Sotaro Yasui

chestnuts and pomegranates

1935

Oil on canvas

Painting

H24.4 × W48.5 cm

Artist Profile

Born in 1888 (Meiji 21) into a merchant family in Kyoto, he entered the Shōgoin Western Painting Institute at the age of sixteen, studying under Asai Chū. In 1907, he traveled to France and enrolled at the Académie Julian. By 1910, he devoted himself to independent work outside the academy, strongly influenced by Cézanne. Returning to Japan in 1914 (Taishō 3), he presented 44 works produced during his stay in Europe as special entries at the second Nika Exhibition the following year, which drew wide acclaim.
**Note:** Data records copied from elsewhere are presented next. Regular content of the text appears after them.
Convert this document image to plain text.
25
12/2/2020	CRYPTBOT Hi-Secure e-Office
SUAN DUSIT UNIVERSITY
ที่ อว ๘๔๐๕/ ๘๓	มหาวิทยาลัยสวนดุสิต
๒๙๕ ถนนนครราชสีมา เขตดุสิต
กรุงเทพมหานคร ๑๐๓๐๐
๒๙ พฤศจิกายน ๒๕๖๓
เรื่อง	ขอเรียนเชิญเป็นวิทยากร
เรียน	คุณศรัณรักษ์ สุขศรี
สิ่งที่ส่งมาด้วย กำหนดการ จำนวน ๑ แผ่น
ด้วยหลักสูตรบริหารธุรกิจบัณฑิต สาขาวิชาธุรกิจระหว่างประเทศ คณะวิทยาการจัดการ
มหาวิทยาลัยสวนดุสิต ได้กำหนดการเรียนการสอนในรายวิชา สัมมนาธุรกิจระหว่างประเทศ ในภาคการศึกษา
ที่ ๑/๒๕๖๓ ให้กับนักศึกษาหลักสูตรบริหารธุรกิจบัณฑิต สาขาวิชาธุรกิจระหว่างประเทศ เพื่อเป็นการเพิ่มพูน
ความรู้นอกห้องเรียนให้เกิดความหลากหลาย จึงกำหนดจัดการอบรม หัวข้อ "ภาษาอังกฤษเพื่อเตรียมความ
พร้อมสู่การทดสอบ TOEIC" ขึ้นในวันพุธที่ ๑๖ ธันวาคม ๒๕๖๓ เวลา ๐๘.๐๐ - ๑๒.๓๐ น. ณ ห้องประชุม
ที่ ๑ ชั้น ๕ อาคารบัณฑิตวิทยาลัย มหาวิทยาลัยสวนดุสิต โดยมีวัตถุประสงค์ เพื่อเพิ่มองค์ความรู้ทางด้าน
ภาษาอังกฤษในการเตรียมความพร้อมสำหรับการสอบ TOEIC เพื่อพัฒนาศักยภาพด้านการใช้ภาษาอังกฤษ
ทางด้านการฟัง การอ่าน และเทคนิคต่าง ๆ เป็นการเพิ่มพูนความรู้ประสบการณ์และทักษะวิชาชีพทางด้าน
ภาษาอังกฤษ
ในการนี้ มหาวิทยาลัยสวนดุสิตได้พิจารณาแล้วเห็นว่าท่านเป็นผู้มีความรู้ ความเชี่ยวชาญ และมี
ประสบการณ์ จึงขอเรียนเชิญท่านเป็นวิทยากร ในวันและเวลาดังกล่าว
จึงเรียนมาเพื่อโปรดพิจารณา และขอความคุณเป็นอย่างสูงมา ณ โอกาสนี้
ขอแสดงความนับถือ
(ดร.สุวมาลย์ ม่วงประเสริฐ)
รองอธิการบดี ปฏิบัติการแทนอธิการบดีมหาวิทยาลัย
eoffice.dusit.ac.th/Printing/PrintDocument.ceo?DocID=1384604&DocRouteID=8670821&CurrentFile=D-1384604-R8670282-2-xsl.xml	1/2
However, upon his return, Yasui struggled to adapt to the differences in models and landscapes available in Japan, leading to a period of stagnation. After a long phase of exploration, in 1931 (Shōwa 6) he completed Landscape on the Outer Bōsō Peninsula (Ohara Museum of Art), arriving at what became known as the “Yasui style,” characterized by forms deformed on the basis of realism and an intellectually composed pictorial structure. He also produced a succession of outstanding portraits.

In 1936, he co-founded the Issuikai. In 1944, he was appointed professor at the Tokyo School of Fine Arts (now Tokyo University of the Arts). Together with his lifelong rival Ryūzaburō Umehara, he helped establish what came to be called the “Umehara–Yasui Era,” a defining period in the history of modern Western-style painting in Japan.